L’individu face au communisme

Le réalisme socialiste, faut il le rappeler, assigne à la littérature une fonction d’arme idéologique et à ses personnages celle de modèles pour les lecteurs. Les vers révolutionnaires, « nés sous les bombes, dans les abris souterrains, dans les prisons, entre deux séances de torture, dans la brousse, entre deux accès de fièvres palustres, tout maculés de sang, de boue, de larme » [4] doivent exprimer l’espoir et respirer l’optimisme, non d’un individu mais du peuple « resté un », comme l’illustre le poème suivant :

Nous avons trouvé du feu pour le jour de froidure
Nous avons trouvé le rire au milieu des jours de souffrance
Au fond de la jungle, nous laissons éclater notre joie
Nous avons trouvé notre chant par les jours de grand faim
(Duong Huong Ly) [5].

La subjectivité n’a pas de place dans cette littérature, puisque l’écrivain est contraint de « se mêler à la vie et au combat de tous avant de prendre la plume », et « d’exprimer non pas les remous de sa propre conscience ou ses rêves personnels, mais les réalités d’une société, d’une nation, les pensées et les sentiments des hommes qui les entourent » [6]. Indiscutablement chaque œuvre, même la plus banale, est l’expression personnelle d’un auteur.
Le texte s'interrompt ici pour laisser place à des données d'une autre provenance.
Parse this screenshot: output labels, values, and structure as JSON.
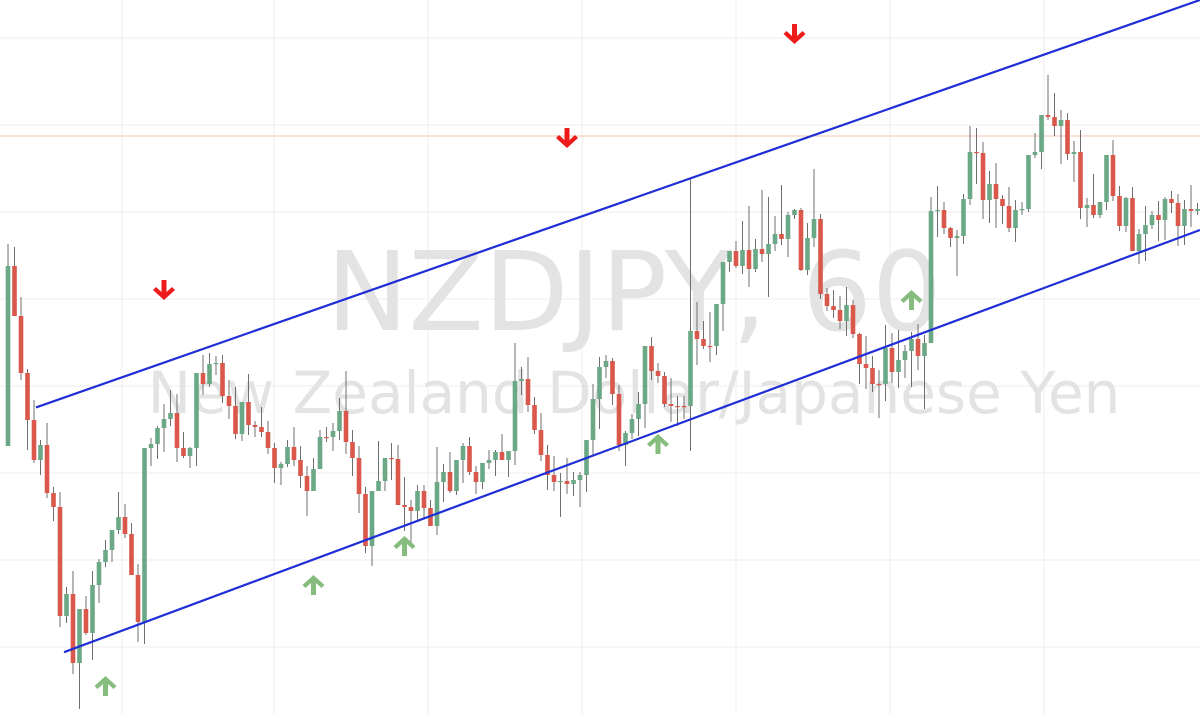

Il est pourtant difficile de parler de subjectivité lorsque la personnalité, les sentiments et les opinions de l’écrivain et de ses personnages doivent s’effacer devant l’idéologie, comme dans le cas du réalisme socialiste. Ici, le « je » ne doit pas être singulier, mais se confond avec un « nous » collectif. Voici le portrait de l’homme nouveau en temps de guerre :
L’homme ici ne combat pas en solitaire, et s’il peut faire preuve de tant d’héroïsme, d’endurance, de lucidité, c’est parce qu’il est soutenu, aidé par un collectif, par des collectivités, par une direction qui lui offrent un appui, éclairent sa voie, le sauvent du désespoir, et maintiennent en chacun la ferme volonté de combattre et de vaincre [7].
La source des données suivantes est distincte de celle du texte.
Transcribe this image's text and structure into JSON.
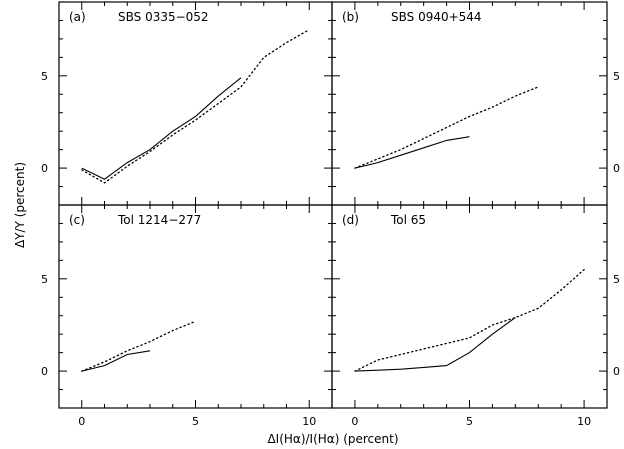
{
  "chart_data": {
    "type": "line",
    "xlabel": "ΔI(Hα)/I(Hα) (percent)",
    "ylabel": "ΔY/Y (percent)",
    "xlim": [
      -1,
      11
    ],
    "ylim": [
      -2,
      9
    ],
    "xticks": [
      0,
      5,
      10
    ],
    "yticks": [
      0,
      5
    ],
    "grid": false,
    "panels": [
      {
        "tag": "(a)",
        "title": "SBS 0335−052",
        "series": [
          {
            "style": "solid",
            "x": [
              0,
              1,
              2,
              3,
              4,
              5,
              6,
              7
            ],
            "y": [
              0,
              -0.6,
              0.3,
              1.0,
              2.0,
              2.8,
              3.9,
              4.9
            ]
          },
          {
            "style": "dotted",
            "x": [
              0,
              1,
              2,
              3,
              4,
              5,
              6,
              7,
              8,
              9,
              10
            ],
            "y": [
              -0.1,
              -0.8,
              0.1,
              0.9,
              1.8,
              2.6,
              3.5,
              4.4,
              6.0,
              6.8,
              7.5
            ]
          }
        ]
      },
      {
        "tag": "(b)",
        "title": "SBS 0940+544",
        "series": [
          {
            "style": "solid",
            "x": [
              0,
              1,
              2,
              3,
              4,
              5
            ],
            "y": [
              0,
              0.3,
              0.7,
              1.1,
              1.5,
              1.7
            ]
          },
          {
            "style": "dotted",
            "x": [
              0,
              1,
              2,
              3,
              4,
              5,
              6,
              7,
              8
            ],
            "y": [
              0,
              0.5,
              1.0,
              1.6,
              2.2,
              2.8,
              3.3,
              3.9,
              4.4
            ]
          }
        ]
      },
      {
        "tag": "(c)",
        "title": "Tol 1214−277",
        "series": [
          {
            "style": "solid",
            "x": [
              0,
              1,
              2,
              3
            ],
            "y": [
              0,
              0.3,
              0.9,
              1.1
            ]
          },
          {
            "style": "dotted",
            "x": [
              0,
              1,
              2,
              3,
              4,
              5
            ],
            "y": [
              0,
              0.5,
              1.1,
              1.6,
              2.2,
              2.7
            ]
          }
        ]
      },
      {
        "tag": "(d)",
        "title": "Tol 65",
        "series": [
          {
            "style": "solid",
            "x": [
              0,
              1,
              2,
              3,
              4,
              5,
              6,
              7
            ],
            "y": [
              0,
              0.05,
              0.1,
              0.2,
              0.3,
              1.0,
              2.0,
              2.9
            ]
          },
          {
            "style": "dotted",
            "x": [
              0,
              1,
              2,
              3,
              4,
              5,
              6,
              7,
              8,
              9,
              10
            ],
            "y": [
              0,
              0.6,
              0.9,
              1.2,
              1.5,
              1.8,
              2.5,
              2.9,
              3.4,
              4.4,
              5.5
            ]
          }
        ]
      }
    ]
  }
}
Le roman Hon Dât écrit en 1966 par Anh Duc, qualifié de « chef d’œuvre » par les manuels scolaires de Hanoi, est l’un des plus représentatifs de cette doctrine. Il retrace la lutte courageuse à Hon Dât d’un groupe de partisans communistes et de simples villageois qui, au début de la « résistance populaire » contre le régime « fantoche » établi par les Américains au Sud, se sont barricadés dans une grotte pour tenir tête aux soldats ennemis. Su, une jeune femme du groupe, est arrêtée et risque de se faire tuer. Mais face à ce danger extrême, elle fait preuve d’une totale maîtrise de soi. Ses sentiments restent uniformes, sa conscience transparente. Son âme exalte l’amour de la patrie :
Su avait l’impression que la corde de parachute avec laquelle on l’avait attachée au pieu lui mordait les bras de plus en plus cruellement... De sa place, Su pouvait apercevoir la mer qui avait surgi soudain devant elle [...]. Elle se dit : “La lune se lève”, et ouvrit tout grand les yeux pour regarder les vagues qui murmuraient [8].
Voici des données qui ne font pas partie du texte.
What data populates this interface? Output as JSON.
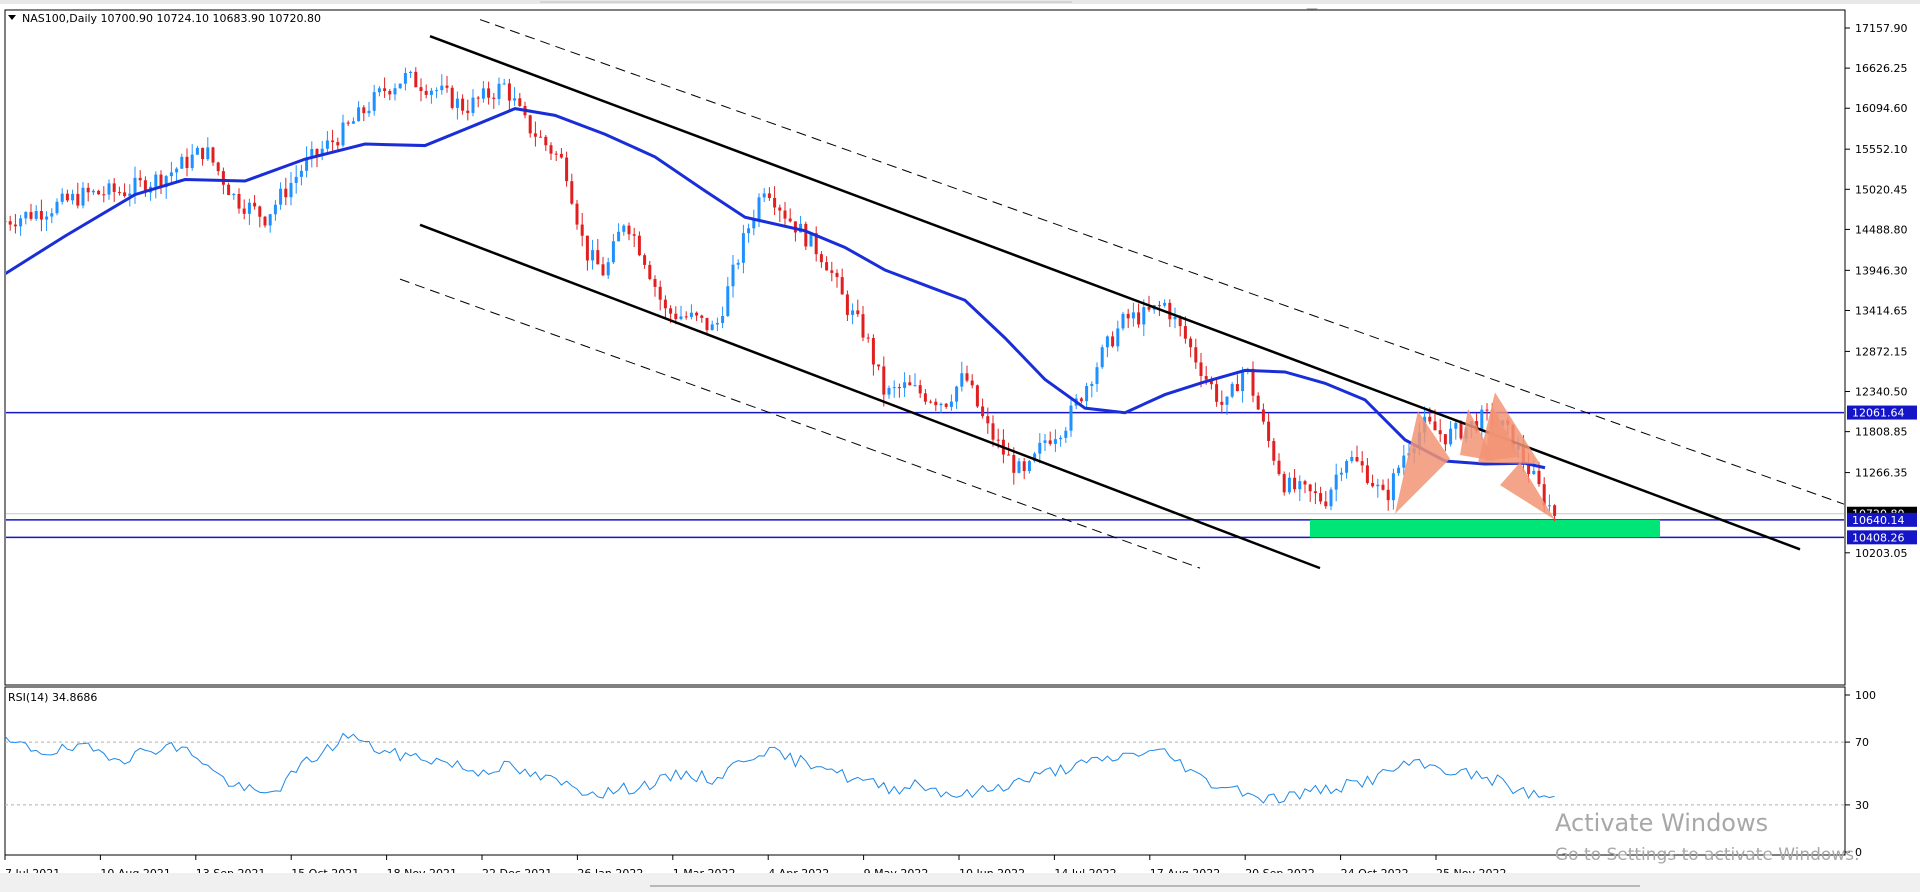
{
  "window": {
    "symbol_header": "NAS100,Daily  10700.90 10724.10 10683.90 10720.80"
  },
  "price_axis": {
    "ticks": [
      "17157.90",
      "16626.25",
      "16094.60",
      "15552.10",
      "15020.45",
      "14488.80",
      "13946.30",
      "13414.65",
      "12872.15",
      "12340.50",
      "11808.85",
      "11266.35",
      "10203.05"
    ],
    "labels": {
      "current": "10720.80",
      "level_1": "12061.64",
      "level_2": "10640.14",
      "level_3": "10408.26"
    }
  },
  "rsi": {
    "header": "RSI(14) 34.8686",
    "ticks": [
      "100",
      "70",
      "30",
      "0"
    ]
  },
  "time_axis": {
    "dates": [
      "7 Jul 2021",
      "10 Aug 2021",
      "13 Sep 2021",
      "15 Oct 2021",
      "18 Nov 2021",
      "22 Dec 2021",
      "26 Jan 2022",
      "1 Mar 2022",
      "4 Apr 2022",
      "9 May 2022",
      "10 Jun 2022",
      "14 Jul 2022",
      "17 Aug 2022",
      "20 Sep 2022",
      "24 Oct 2022",
      "25 Nov 2022"
    ]
  },
  "watermark": {
    "title": "Activate Windows",
    "subtitle": "Go to Settings to activate Windows."
  },
  "chart_data": {
    "type": "candlestick",
    "symbol": "NAS100",
    "timeframe": "Daily",
    "ohlc_last": {
      "open": 10700.9,
      "high": 10724.1,
      "low": 10683.9,
      "close": 10720.8
    },
    "ylim": [
      10000,
      17400
    ],
    "moving_average_path": [
      [
        0,
        13900
      ],
      [
        60,
        14400
      ],
      [
        130,
        14950
      ],
      [
        180,
        15150
      ],
      [
        240,
        15130
      ],
      [
        300,
        15420
      ],
      [
        360,
        15620
      ],
      [
        420,
        15600
      ],
      [
        470,
        15870
      ],
      [
        510,
        16090
      ],
      [
        550,
        16000
      ],
      [
        600,
        15750
      ],
      [
        650,
        15450
      ],
      [
        700,
        15000
      ],
      [
        740,
        14650
      ],
      [
        800,
        14470
      ],
      [
        840,
        14250
      ],
      [
        880,
        13950
      ],
      [
        920,
        13750
      ],
      [
        960,
        13550
      ],
      [
        1000,
        13050
      ],
      [
        1040,
        12500
      ],
      [
        1080,
        12120
      ],
      [
        1120,
        12060
      ],
      [
        1160,
        12300
      ],
      [
        1200,
        12470
      ],
      [
        1240,
        12620
      ],
      [
        1280,
        12600
      ],
      [
        1320,
        12450
      ],
      [
        1360,
        12230
      ],
      [
        1400,
        11700
      ],
      [
        1440,
        11420
      ],
      [
        1480,
        11380
      ],
      [
        1520,
        11390
      ],
      [
        1540,
        11330
      ]
    ],
    "close_path": [
      [
        0,
        14600
      ],
      [
        40,
        14750
      ],
      [
        80,
        14950
      ],
      [
        120,
        15000
      ],
      [
        160,
        15200
      ],
      [
        200,
        15550
      ],
      [
        230,
        14900
      ],
      [
        260,
        14650
      ],
      [
        300,
        15350
      ],
      [
        340,
        15800
      ],
      [
        380,
        16350
      ],
      [
        400,
        16500
      ],
      [
        430,
        16350
      ],
      [
        460,
        16100
      ],
      [
        500,
        16400
      ],
      [
        520,
        15900
      ],
      [
        560,
        15350
      ],
      [
        580,
        14200
      ],
      [
        600,
        13900
      ],
      [
        620,
        14650
      ],
      [
        640,
        14100
      ],
      [
        660,
        13400
      ],
      [
        690,
        13300
      ],
      [
        710,
        13150
      ],
      [
        740,
        14400
      ],
      [
        760,
        15100
      ],
      [
        780,
        14700
      ],
      [
        800,
        14400
      ],
      [
        820,
        14100
      ],
      [
        840,
        13500
      ],
      [
        860,
        13100
      ],
      [
        880,
        12300
      ],
      [
        900,
        12400
      ],
      [
        920,
        12300
      ],
      [
        940,
        12200
      ],
      [
        960,
        12550
      ],
      [
        980,
        11900
      ],
      [
        1000,
        11500
      ],
      [
        1020,
        11200
      ],
      [
        1040,
        11700
      ],
      [
        1060,
        11900
      ],
      [
        1080,
        12400
      ],
      [
        1100,
        12900
      ],
      [
        1120,
        13300
      ],
      [
        1140,
        13350
      ],
      [
        1160,
        13500
      ],
      [
        1180,
        13050
      ],
      [
        1200,
        12550
      ],
      [
        1220,
        12100
      ],
      [
        1240,
        12700
      ],
      [
        1260,
        11800
      ],
      [
        1280,
        11100
      ],
      [
        1300,
        11000
      ],
      [
        1320,
        10900
      ],
      [
        1340,
        11500
      ],
      [
        1360,
        11300
      ],
      [
        1380,
        10900
      ],
      [
        1400,
        11550
      ],
      [
        1420,
        11900
      ],
      [
        1440,
        11750
      ],
      [
        1460,
        11850
      ],
      [
        1480,
        12000
      ],
      [
        1500,
        11850
      ],
      [
        1520,
        11400
      ],
      [
        1540,
        10900
      ],
      [
        1550,
        10720
      ]
    ],
    "rsi_path": [
      [
        0,
        70
      ],
      [
        40,
        64
      ],
      [
        80,
        66
      ],
      [
        120,
        60
      ],
      [
        160,
        68
      ],
      [
        190,
        63
      ],
      [
        210,
        50
      ],
      [
        230,
        42
      ],
      [
        260,
        36
      ],
      [
        280,
        44
      ],
      [
        300,
        57
      ],
      [
        320,
        64
      ],
      [
        345,
        76
      ],
      [
        360,
        68
      ],
      [
        390,
        62
      ],
      [
        420,
        60
      ],
      [
        450,
        56
      ],
      [
        470,
        51
      ],
      [
        500,
        55
      ],
      [
        520,
        50
      ],
      [
        550,
        45
      ],
      [
        580,
        39
      ],
      [
        600,
        38
      ],
      [
        620,
        40
      ],
      [
        650,
        44
      ],
      [
        680,
        50
      ],
      [
        710,
        46
      ],
      [
        740,
        60
      ],
      [
        760,
        65
      ],
      [
        790,
        58
      ],
      [
        820,
        56
      ],
      [
        840,
        48
      ],
      [
        870,
        43
      ],
      [
        890,
        40
      ],
      [
        910,
        44
      ],
      [
        940,
        38
      ],
      [
        960,
        36
      ],
      [
        990,
        41
      ],
      [
        1020,
        46
      ],
      [
        1050,
        52
      ],
      [
        1080,
        56
      ],
      [
        1110,
        60
      ],
      [
        1140,
        64
      ],
      [
        1160,
        63
      ],
      [
        1180,
        55
      ],
      [
        1200,
        45
      ],
      [
        1220,
        42
      ],
      [
        1240,
        39
      ],
      [
        1260,
        34
      ],
      [
        1280,
        35
      ],
      [
        1310,
        39
      ],
      [
        1340,
        42
      ],
      [
        1370,
        47
      ],
      [
        1400,
        56
      ],
      [
        1430,
        54
      ],
      [
        1460,
        50
      ],
      [
        1490,
        46
      ],
      [
        1510,
        40
      ],
      [
        1530,
        36
      ],
      [
        1550,
        35
      ]
    ],
    "horizontal_levels": [
      12061.64,
      10640.14,
      10408.26
    ],
    "current_price": 10720.8,
    "rsi_value": 34.8686,
    "rsi_levels": [
      70,
      30
    ],
    "channel_upper": [
      [
        430,
        17050
      ],
      [
        1800,
        10250
      ]
    ],
    "channel_lower": [
      [
        420,
        14550
      ],
      [
        1320,
        10000
      ]
    ],
    "channel_upper_dashed": [
      [
        480,
        17270
      ],
      [
        1850,
        10820
      ]
    ],
    "channel_lower_dashed": [
      [
        400,
        13830
      ],
      [
        1200,
        10000
      ]
    ],
    "support_zone": [
      10640.14,
      10408.26
    ],
    "zone_x_range": [
      1310,
      1660
    ],
    "colors": {
      "bull": "#1e90ff",
      "bear": "#e02020",
      "ma": "#1a2ed8",
      "level": "#1515c8",
      "zone": "#00e676",
      "pattern": "#f29474",
      "channel": "#000000",
      "rsi": "#1e88e5"
    }
  }
}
Le réalisme socialiste s’est donc contenté de mettre en scène sans le problématiser, l’« homme nouveau », ce modèle schématique, voire simpliste. Comment démystifier une guerre « noble », « sacrée » et « juste » ? De quelle manière changer cette vision de l’homme ? Par quel moyen faire éclater les mensonges ? Telles sont les questions implicitement posées dans Le Chagrin de la guerre à travers les réflexions de son héros écrivain.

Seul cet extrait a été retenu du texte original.